الموجز Summary
This corpus is an applied-AI / data-engineering work product grounded in classical rijāl literature. It is NOT classical mujtahid scholarship.
Canonical external citation: "AI-assisted hadith corpus, structurally validated against documented teacher-student relationships, with an open scholar-collaboration program."
المنهجية الحاسوبية Computational Provenance
- Build method
- Automated Node.js streaming pipelines
- Ingestion source
- OpenITI digital editions of classical Arabic texts (2025-1-9 release)
- Models used
-
- MindHYVE Eve-Theology f5/reasoner
- Anthropic Claude Opus 4.6
- Anthropic Claude Haiku 4.5
- OpenAI text-embedding-3-large (3,072-dim vectors)
- Roles AI was used for
-
- PID disambiguation tiebreaking when 2+ structural candidates remain (v3.9 multi-stage validator and v3.26 LLM tiebreaker)
- Matn re-extraction from arabicText for parser-failed records
- NAQD-3 theological subtlety / cross-document contradiction / linguistic register analysis on flagged subsets
- Phase 2C temporal-issue triage (skip vs chain-break vs pid-fix classification)
- Glossary v1 term synthesis with mandatory classical-citation requirement
- Roles AI was NOT used for
-
- Per-narrator scholarly verification at scale
- Manuscript collation (al-muqābalah) against original witnesses
- Issuing fatwa or replacing qualified muhaddith judgment
- Human role scope
- Architecture, threshold-setting, regression policy, sample-audit at decision-architecture level. Per-narrator and per-chain scholarly verification was NOT performed.
- Regression method
- 33-test automated suite anchored to canonical hadith (Bukhārī #1, #2, #8, #15, #7280; Aḥmad #22007); 7-test cross-field consistency check; NAQD-1/2/3 framework runs.
إعادة المعايرة المنهجية Methodology recalibration (v3.11)
- Trigger
- Recurring external-examiner cycle (most recent 2026-05-02) identified that earlier external-facing framing overstated the human-scholarly role versus the applied-AI-with-classical-grounding posture the pipeline actually represents.
- Outcome
- v3.11 framing recalibration tightened external-facing language to: "AI-assisted, structurally validated against documented teacher-student relationships, scholar-in-the-loop pending on residue queues." This wording is now the canonical external citation for IPSC.
- Standing discipline
- Standing rules: AI-involvement disclosure travels with every record via the _provenanceDisclosure block; LLM-assisted decisions carry a verifiedBy: "llm-..." provenance stamp; stylistic and historical-context documents are explicitly marked as such.

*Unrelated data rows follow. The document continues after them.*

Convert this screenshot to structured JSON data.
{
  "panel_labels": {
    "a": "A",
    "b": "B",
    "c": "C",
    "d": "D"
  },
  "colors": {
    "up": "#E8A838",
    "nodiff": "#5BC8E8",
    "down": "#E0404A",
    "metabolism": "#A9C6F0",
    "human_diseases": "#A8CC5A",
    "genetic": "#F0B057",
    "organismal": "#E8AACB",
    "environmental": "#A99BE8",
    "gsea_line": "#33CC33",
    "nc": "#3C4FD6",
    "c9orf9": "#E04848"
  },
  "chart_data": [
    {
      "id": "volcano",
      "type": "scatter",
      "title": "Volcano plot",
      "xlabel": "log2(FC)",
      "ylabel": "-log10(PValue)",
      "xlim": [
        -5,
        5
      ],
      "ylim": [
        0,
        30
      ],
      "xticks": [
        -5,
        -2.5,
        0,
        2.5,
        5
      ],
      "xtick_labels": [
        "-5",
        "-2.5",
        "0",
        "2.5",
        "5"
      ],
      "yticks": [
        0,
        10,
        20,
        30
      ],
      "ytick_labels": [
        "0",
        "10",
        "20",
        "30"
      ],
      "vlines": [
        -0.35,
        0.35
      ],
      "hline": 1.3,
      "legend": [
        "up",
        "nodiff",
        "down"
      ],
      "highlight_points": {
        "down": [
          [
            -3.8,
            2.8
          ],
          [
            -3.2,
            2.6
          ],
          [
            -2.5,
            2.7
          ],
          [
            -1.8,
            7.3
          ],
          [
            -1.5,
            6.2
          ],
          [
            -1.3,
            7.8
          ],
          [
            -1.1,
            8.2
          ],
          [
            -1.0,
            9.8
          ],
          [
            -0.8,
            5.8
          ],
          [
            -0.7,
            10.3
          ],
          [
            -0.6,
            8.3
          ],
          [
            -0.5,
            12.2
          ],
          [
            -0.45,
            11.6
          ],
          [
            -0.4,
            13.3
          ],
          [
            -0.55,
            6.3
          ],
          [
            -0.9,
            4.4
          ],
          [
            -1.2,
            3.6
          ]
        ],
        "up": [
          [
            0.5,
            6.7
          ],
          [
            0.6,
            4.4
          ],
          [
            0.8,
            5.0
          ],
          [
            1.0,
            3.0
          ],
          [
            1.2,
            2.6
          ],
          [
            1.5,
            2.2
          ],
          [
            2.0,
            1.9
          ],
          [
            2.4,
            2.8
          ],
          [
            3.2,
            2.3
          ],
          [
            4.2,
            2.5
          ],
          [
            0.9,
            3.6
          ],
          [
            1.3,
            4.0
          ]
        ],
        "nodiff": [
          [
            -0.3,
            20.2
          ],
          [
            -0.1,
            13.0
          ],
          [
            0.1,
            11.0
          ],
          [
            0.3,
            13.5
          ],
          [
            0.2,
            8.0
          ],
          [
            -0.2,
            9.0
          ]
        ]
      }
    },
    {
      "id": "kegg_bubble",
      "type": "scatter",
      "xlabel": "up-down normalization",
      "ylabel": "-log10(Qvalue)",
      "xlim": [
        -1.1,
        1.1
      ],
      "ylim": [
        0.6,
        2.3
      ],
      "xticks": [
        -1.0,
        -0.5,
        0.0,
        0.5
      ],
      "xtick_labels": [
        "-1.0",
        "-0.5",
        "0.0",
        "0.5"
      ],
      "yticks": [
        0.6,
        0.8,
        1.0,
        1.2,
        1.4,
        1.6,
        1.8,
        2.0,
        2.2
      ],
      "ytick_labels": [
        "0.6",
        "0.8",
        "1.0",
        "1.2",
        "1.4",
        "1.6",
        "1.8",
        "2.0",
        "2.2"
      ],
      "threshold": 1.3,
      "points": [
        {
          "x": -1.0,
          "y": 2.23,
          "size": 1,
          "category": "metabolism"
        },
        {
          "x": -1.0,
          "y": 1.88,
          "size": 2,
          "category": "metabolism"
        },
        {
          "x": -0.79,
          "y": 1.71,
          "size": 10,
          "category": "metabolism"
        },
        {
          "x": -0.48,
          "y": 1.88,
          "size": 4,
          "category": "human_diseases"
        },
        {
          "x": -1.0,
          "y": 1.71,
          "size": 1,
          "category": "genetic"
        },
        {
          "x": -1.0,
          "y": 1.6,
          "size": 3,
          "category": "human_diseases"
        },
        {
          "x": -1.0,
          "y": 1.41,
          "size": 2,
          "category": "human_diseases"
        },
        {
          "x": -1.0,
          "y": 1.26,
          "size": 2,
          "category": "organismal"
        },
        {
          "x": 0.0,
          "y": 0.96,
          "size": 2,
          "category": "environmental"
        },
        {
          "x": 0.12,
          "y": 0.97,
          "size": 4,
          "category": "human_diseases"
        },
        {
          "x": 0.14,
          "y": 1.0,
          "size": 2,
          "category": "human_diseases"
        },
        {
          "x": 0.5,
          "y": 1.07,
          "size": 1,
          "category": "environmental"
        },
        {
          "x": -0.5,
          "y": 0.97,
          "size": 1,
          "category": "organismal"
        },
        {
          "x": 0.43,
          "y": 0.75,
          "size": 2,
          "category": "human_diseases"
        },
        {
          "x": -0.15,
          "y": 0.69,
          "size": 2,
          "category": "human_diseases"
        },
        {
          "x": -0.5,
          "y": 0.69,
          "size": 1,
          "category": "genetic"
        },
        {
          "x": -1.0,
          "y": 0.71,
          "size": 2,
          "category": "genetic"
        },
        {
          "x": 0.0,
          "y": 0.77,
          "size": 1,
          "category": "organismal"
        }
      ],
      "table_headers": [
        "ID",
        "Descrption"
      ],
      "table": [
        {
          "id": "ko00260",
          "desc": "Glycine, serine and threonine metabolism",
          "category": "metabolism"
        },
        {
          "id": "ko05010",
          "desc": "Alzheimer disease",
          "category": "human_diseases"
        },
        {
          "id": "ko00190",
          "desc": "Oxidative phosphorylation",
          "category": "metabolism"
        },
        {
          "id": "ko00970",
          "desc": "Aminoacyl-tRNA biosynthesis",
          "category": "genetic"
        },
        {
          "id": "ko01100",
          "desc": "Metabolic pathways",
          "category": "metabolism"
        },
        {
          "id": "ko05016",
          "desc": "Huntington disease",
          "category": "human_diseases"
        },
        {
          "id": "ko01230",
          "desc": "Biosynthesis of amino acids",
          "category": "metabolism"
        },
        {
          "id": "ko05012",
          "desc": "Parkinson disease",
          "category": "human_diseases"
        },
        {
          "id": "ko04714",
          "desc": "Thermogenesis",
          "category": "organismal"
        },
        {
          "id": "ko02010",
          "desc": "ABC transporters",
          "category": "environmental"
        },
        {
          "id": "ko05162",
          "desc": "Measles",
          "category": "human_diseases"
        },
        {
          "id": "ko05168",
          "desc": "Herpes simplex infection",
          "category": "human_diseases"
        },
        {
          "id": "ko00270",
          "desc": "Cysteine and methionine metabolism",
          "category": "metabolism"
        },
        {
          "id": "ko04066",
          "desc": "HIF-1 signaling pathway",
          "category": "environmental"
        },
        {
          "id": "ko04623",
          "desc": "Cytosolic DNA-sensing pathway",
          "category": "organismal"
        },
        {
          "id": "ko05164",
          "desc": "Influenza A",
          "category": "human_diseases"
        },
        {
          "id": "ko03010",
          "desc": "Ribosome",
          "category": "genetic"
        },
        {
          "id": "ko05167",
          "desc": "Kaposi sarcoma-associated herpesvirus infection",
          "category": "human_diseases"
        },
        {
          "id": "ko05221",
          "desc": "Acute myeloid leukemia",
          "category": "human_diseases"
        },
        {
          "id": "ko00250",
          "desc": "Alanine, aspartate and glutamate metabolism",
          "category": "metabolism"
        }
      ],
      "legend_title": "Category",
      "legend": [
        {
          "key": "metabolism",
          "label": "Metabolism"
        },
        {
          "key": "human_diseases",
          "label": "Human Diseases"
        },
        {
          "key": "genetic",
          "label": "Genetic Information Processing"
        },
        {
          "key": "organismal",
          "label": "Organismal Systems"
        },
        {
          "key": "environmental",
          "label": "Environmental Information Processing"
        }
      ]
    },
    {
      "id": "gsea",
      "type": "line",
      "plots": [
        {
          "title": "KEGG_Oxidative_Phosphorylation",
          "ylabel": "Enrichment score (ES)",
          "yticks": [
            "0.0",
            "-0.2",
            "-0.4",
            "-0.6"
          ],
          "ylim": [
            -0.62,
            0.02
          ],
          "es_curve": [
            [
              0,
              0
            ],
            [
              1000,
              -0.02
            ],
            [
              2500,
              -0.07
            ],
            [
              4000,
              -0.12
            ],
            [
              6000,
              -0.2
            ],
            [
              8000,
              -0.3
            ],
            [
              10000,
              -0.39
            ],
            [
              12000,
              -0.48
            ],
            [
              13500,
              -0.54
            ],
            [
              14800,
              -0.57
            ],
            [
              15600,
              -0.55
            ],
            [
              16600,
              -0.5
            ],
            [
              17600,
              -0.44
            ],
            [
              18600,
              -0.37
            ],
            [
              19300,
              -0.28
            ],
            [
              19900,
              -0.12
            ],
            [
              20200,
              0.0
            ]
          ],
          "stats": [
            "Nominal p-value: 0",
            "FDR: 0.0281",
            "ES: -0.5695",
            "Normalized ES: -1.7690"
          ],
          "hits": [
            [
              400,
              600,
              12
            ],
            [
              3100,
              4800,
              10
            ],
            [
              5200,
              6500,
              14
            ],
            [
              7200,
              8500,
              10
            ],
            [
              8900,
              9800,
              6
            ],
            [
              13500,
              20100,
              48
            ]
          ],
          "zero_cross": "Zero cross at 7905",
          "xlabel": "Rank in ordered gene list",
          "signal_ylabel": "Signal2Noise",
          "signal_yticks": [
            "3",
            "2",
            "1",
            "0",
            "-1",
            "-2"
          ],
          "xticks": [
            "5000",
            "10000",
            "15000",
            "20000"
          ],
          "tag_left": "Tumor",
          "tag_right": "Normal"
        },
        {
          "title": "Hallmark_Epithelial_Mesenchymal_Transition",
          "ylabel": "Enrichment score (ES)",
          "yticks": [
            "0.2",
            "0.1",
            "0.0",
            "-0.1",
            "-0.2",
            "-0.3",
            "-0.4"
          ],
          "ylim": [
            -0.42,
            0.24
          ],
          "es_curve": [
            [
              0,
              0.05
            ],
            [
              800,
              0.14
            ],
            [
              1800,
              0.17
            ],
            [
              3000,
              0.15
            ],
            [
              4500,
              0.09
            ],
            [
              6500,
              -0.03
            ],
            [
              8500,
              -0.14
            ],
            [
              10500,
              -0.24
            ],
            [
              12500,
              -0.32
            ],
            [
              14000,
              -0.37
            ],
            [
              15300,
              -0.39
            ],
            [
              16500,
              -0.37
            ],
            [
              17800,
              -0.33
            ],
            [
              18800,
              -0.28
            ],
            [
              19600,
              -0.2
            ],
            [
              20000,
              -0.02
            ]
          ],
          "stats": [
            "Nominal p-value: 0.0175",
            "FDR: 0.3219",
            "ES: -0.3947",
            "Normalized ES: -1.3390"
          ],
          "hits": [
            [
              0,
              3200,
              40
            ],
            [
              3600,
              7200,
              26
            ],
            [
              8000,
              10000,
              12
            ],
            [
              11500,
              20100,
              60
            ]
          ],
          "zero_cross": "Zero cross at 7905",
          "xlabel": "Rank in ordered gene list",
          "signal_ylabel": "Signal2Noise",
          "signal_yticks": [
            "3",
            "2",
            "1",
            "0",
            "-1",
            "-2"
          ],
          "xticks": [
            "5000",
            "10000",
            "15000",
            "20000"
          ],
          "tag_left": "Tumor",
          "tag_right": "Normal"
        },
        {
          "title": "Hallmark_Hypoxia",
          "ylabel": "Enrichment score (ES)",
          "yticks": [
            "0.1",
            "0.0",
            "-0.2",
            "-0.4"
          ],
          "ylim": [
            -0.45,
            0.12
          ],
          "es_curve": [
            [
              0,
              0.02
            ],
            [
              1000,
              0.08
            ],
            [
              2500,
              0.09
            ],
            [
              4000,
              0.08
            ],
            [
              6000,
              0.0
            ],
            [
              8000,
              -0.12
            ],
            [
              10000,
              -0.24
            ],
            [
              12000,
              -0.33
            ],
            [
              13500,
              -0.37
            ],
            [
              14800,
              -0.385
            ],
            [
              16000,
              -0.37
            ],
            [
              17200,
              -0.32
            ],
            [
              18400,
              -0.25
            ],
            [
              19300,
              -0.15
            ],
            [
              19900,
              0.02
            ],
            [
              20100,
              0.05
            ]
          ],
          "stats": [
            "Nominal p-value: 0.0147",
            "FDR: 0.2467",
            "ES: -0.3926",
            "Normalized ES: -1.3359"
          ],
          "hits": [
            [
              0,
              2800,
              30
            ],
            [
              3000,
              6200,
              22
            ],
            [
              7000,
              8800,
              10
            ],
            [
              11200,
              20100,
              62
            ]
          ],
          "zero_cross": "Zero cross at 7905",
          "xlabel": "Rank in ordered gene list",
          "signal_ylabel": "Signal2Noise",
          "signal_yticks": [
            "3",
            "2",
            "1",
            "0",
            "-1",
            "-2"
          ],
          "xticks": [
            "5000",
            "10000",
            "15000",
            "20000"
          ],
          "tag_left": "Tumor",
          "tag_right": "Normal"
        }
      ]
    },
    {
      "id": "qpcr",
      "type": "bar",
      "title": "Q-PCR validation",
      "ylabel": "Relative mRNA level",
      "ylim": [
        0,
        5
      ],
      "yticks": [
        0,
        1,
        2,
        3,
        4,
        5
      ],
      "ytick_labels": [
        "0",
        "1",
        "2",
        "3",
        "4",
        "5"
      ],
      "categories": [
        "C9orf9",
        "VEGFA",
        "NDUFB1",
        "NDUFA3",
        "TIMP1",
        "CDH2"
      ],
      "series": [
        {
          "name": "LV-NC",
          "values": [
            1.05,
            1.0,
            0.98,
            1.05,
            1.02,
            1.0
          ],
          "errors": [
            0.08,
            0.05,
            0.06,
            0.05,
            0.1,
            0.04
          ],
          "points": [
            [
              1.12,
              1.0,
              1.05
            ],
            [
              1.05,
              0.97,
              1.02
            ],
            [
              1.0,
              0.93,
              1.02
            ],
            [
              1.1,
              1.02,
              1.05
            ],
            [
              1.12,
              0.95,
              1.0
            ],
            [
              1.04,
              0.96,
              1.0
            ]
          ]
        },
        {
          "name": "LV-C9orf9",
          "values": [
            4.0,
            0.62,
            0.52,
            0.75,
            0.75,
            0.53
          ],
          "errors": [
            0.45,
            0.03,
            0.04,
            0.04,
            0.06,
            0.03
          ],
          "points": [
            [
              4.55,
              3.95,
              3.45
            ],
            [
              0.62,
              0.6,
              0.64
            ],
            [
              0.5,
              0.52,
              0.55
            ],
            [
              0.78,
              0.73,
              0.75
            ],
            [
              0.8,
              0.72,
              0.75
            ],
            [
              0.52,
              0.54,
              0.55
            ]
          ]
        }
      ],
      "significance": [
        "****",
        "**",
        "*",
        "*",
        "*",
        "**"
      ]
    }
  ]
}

The wider quality-and-audit cycle is documented at /honesty.
القيود المعروفة Known Limits
- Per-narrator scholar verification
- Per-narrator scholarly verification at scale is the scope of the open scholar-collaboration program (~98K records currently in the program). IPSC stamps a verifiedBy provenance on every grading decision so consumers know whether a verdict is deterministic, LLM-assisted, or scholar-confirmed.
- Manuscript collation
- NOT performed. Source is OpenITI digital editions, not original witnesses.
- Tahdhīb graph coverage
- 386,520 explicit teacher-student edges; al-Mizzī's "wa-jamāʿah" / "wa-khalq kathīr" expansions are NOT enumerated. Lower bound on actual relationships.
- No-candidate chain positions
- 274,164 chain positions (74% of v3.9 task scan) had no NRS candidate above similarity 0.5 — kunyah-only refs, generic names, regional variants outside the index.
- Mudallis registry
- 107 narrators tracked; Ibn Ḥajar's full Ṭabaqāt al-Mudallisīn has ~152. ~30% gap.
- Ikhtilāṭ onset years
- 26% have onset year filled; 74% have onsetYear: null (deterioration period unknown for those records).
- Kanz al-ʿUmmāl
- v3.12 recovered citation symbols from OpenITI source — 14,603 of 46,650 records (31.3%) now have _citationAttribution + 1,034 grade inferences. ~28K Kanz records still without attribution. Note: 'attributed' ≠ 'graded' — computedGrade still requires chain analysis. ~89% of Kanz still computedGrade='not-graded'.
- Bukhārī sahih+hasan rate
- 95.9% computed grade (down from 97.3% in earlier releases — that drop reflects honest de-inflation of stale supportingChain counts; the prior number was inflated).
كيفية الاستخدام How to use this page
- Cite alongside any IPSC claim. When making a public statement about what IPSC accomplishes (corpus size, convergence rates, NAQD findings, etc.), pair the claim with a link or quotation from this disclosure.
- Surface in API responses. Customers integrating the corpus must surface the disclosure summary in any externally-facing claim about provenance.
- Read in context. Pair this with /honesty (audit practice + scholar collaboration) and /changelog (v3.0 → v3.26 release history) for a full picture.